EMA and tuition fees – the cost of the coalition’s backwards priorities

“Young people are our future”. “Let’s give young people a chance”. “We’re scrapping your EMA”. The first two are sentiments I am sure are echoed by councils all across the country. The latter, one of the first attacks on young people of David Cameron’s government after they took power in 2010.

I support the campaign to Bring Back EMA. “The scrapping of this support was a vicious attack on the aspirations of young people in some of the poorest parts of society” said Diane Abbott. It increased participation. It aided our poorest students. It gave them ambition. It gave them the chance to access education they otherwise wouldn’t have accessed. The attack on EMA was just one attack on the ambitions and achievements of all of our young people. There was more to come.

And today… Today, I kept seeing this posted on Facebook by gleeful Conservative and Liberal Democrat members. But there is no hiding from the facts. £9,000 tuitions fees have deferred young people from low income and minority backgrounds from going to university. 10% fewer people have applied for university than had done at this point last year – dashing the hopes, The Telegraph said, that it was a temporary dip from the first cohort of applicants under the new fees. And despite coalition supporters’ excitement, those from more advantaged areas are still much more likely to apply to university. The picture is much the same as it was last year.

The economic disadvantages of tuition fees are obvious. There is no dressing it up. David Cameron’s government can spin as many “myth-busters” as it wants, they is no avoiding the crippling, mortgage-sized debts which graduates start their working lives with, and high levels of interest mean the debt will increase far faster than it can be paid off. And when you bring living grants and loans into the equation, it makes one wonder just how much our young people and their educations are valued. Without desperate reform, our students will continue to run up enormous credit card debts, live in their overdrafts and work all hours of the day at the detriment of their studies. Just why are young people being targeted in this way? The answer is simple – because they’re seen as an easy target for the government.

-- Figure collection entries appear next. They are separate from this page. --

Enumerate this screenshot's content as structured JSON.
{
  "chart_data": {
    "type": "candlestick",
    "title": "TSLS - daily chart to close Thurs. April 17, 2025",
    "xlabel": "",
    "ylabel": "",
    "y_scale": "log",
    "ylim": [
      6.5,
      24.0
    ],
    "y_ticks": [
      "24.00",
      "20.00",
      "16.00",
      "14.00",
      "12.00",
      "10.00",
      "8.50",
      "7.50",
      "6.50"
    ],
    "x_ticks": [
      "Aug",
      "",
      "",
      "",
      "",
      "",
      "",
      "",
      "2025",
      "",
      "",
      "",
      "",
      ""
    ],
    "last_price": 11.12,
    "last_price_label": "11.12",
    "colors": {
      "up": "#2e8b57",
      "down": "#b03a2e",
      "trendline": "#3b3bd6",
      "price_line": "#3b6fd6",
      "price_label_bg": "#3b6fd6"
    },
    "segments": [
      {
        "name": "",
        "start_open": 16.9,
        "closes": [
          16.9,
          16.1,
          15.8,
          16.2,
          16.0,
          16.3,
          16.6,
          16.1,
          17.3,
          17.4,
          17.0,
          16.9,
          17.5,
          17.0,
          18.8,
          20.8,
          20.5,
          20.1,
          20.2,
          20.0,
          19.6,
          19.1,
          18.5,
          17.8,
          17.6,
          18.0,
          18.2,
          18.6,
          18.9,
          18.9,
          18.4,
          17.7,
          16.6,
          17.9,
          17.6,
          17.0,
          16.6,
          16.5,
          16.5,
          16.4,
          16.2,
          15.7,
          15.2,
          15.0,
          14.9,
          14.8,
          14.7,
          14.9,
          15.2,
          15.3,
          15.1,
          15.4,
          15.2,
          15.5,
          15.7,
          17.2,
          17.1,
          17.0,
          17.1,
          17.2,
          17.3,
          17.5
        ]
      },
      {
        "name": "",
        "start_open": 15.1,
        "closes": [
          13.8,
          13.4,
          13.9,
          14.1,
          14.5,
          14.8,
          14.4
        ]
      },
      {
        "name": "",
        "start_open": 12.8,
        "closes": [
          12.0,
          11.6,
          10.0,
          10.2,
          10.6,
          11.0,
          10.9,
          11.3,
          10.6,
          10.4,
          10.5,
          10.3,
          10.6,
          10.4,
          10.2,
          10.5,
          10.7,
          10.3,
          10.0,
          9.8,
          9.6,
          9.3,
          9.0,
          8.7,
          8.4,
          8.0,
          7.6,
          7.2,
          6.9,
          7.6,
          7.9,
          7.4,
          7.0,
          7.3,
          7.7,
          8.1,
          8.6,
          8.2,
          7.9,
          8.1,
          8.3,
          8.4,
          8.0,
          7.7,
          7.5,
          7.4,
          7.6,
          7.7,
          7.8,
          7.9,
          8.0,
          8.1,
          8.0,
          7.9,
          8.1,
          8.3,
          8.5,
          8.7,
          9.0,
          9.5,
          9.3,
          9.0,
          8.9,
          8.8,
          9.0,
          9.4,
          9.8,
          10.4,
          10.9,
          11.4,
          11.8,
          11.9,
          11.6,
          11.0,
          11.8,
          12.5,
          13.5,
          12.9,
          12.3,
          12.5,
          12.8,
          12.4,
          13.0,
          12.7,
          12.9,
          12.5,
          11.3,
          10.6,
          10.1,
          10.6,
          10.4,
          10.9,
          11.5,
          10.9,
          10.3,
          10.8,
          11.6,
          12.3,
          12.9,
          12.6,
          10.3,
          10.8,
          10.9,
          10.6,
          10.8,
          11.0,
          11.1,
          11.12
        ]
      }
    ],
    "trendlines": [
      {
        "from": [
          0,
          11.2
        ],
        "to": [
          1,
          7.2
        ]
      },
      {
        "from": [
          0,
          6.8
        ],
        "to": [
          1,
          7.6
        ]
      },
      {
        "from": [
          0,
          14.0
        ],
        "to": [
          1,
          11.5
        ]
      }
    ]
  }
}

Lib Dems broken promises have left a generation of young people angry with government – as we have seen through the sustained student protests. Students all across the country put their faith in Nick Clegg to deliver in their interests and they have done the opposite – selling their morals down the river at the taste of power. Labour has an opportunity to win over these young voters and reengage them – the party people vote for the first time is likely to be the party they vote for again and again, and we need to ensure that these young people trust in Labour

But £6,000 fees just isn’t good enough. Its still £3,000 more than tuition fees were when we left office, and the repayment system means the actual cost to students over their working life will be around the same as if fees were at £9,000. And a graduate tax is not going to win students over either.

For every pound that is spent on Higher Education, the economy benefits £1.50. The net benefit to the treasury of financing an undergraduate degree is £94,000 – equivalent to a rate of return of 10.8%. An “exceptionally good bet for the Treasury“, even in a downturn.

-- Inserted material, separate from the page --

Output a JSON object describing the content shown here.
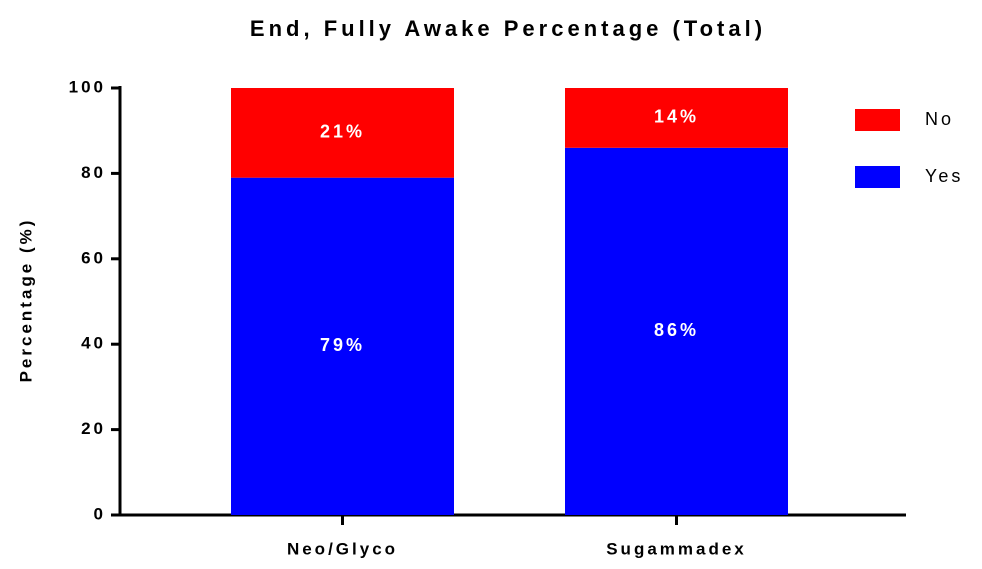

It is suggested that if 30,000 fewer undergraduates enrolled in higher education in 2012-13, then this would lead to an equivalent loss of £6.6 billion to the UK economy over the next 40 years. The benefits of higher education are huge, not just to the individuals, but to the government and wider society.

We are the sixth richest country in the world. We can afford free education. Other, poorer countries have free education and higher levels of Higher Education participation. Politicians sitting in Westminster currently – they had free university education, and dare I say the value of their degree is not any less significant.

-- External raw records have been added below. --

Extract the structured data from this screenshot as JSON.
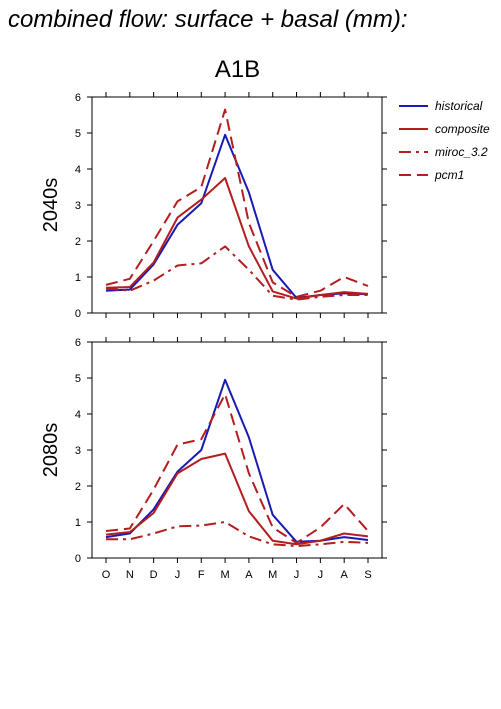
{
  "figure": {
    "title": "combined flow: surface + basal (mm):",
    "subtitle": "A1B"
  },
  "colors": {
    "historical": "#1a1ab4",
    "future": "#b41e1e"
  },
  "legend": {
    "placement": "top-right",
    "entries": [
      {
        "label": "historical",
        "color": "#1a1ab4",
        "dash": "solid"
      },
      {
        "label": "composite",
        "color": "#b41e1e",
        "dash": "solid"
      },
      {
        "label": "miroc_3.2",
        "color": "#b41e1e",
        "dash": "dashdot"
      },
      {
        "label": "pcm1",
        "color": "#b41e1e",
        "dash": "dashed"
      }
    ]
  },
  "chart_data": [
    {
      "type": "line",
      "ylabel": "2040s",
      "categories": [
        "O",
        "N",
        "D",
        "J",
        "F",
        "M",
        "A",
        "M",
        "J",
        "J",
        "A",
        "S"
      ],
      "ylim": [
        0,
        6
      ],
      "yticks": [
        0,
        1,
        2,
        3,
        4,
        5,
        6
      ],
      "grid": false,
      "series": [
        {
          "name": "historical",
          "values": [
            0.62,
            0.65,
            1.35,
            2.45,
            3.05,
            4.95,
            3.35,
            1.2,
            0.42,
            0.5,
            0.55,
            0.52
          ]
        },
        {
          "name": "composite",
          "values": [
            0.7,
            0.72,
            1.4,
            2.65,
            3.15,
            3.75,
            1.85,
            0.6,
            0.4,
            0.5,
            0.58,
            0.53
          ]
        },
        {
          "name": "miroc_3.2",
          "values": [
            0.68,
            0.62,
            0.9,
            1.32,
            1.38,
            1.85,
            1.2,
            0.48,
            0.37,
            0.45,
            0.5,
            0.5
          ]
        },
        {
          "name": "pcm1",
          "values": [
            0.78,
            0.95,
            2.0,
            3.1,
            3.5,
            5.65,
            2.5,
            0.85,
            0.45,
            0.62,
            1.0,
            0.75
          ]
        }
      ]
    },
    {
      "type": "line",
      "ylabel": "2080s",
      "categories": [
        "O",
        "N",
        "D",
        "J",
        "F",
        "M",
        "A",
        "M",
        "J",
        "J",
        "A",
        "S"
      ],
      "ylim": [
        0,
        6
      ],
      "yticks": [
        0,
        1,
        2,
        3,
        4,
        5,
        6
      ],
      "grid": false,
      "series": [
        {
          "name": "historical",
          "values": [
            0.58,
            0.68,
            1.35,
            2.4,
            3.0,
            4.95,
            3.35,
            1.2,
            0.45,
            0.48,
            0.58,
            0.5
          ]
        },
        {
          "name": "composite",
          "values": [
            0.65,
            0.72,
            1.25,
            2.35,
            2.75,
            2.9,
            1.3,
            0.48,
            0.38,
            0.48,
            0.68,
            0.6
          ]
        },
        {
          "name": "miroc_3.2",
          "values": [
            0.52,
            0.52,
            0.68,
            0.88,
            0.9,
            1.0,
            0.6,
            0.38,
            0.33,
            0.38,
            0.45,
            0.42
          ]
        },
        {
          "name": "pcm1",
          "values": [
            0.75,
            0.82,
            1.9,
            3.15,
            3.3,
            4.55,
            2.35,
            0.85,
            0.42,
            0.85,
            1.5,
            0.75
          ]
        }
      ]
    }
  ]
}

Education, like health, benefits everyone – not just graduates. And with graduates more likely to be employed than those without a degree, its benefits cannot be underestimated. A degree in medicine, in law, in teaching. These benefit society as a whole. A well educated population is essential for our economy, and therefore should be paid for out of general progressive taxation, not by graduates themselves.

The cost of supporting our poorest students with EMA and our graduates with tuition fees are a small price worth paying for the benefits they reap. And the backwards priorities of this government towards our young people means they really do know the cost of everything and the value of nothing.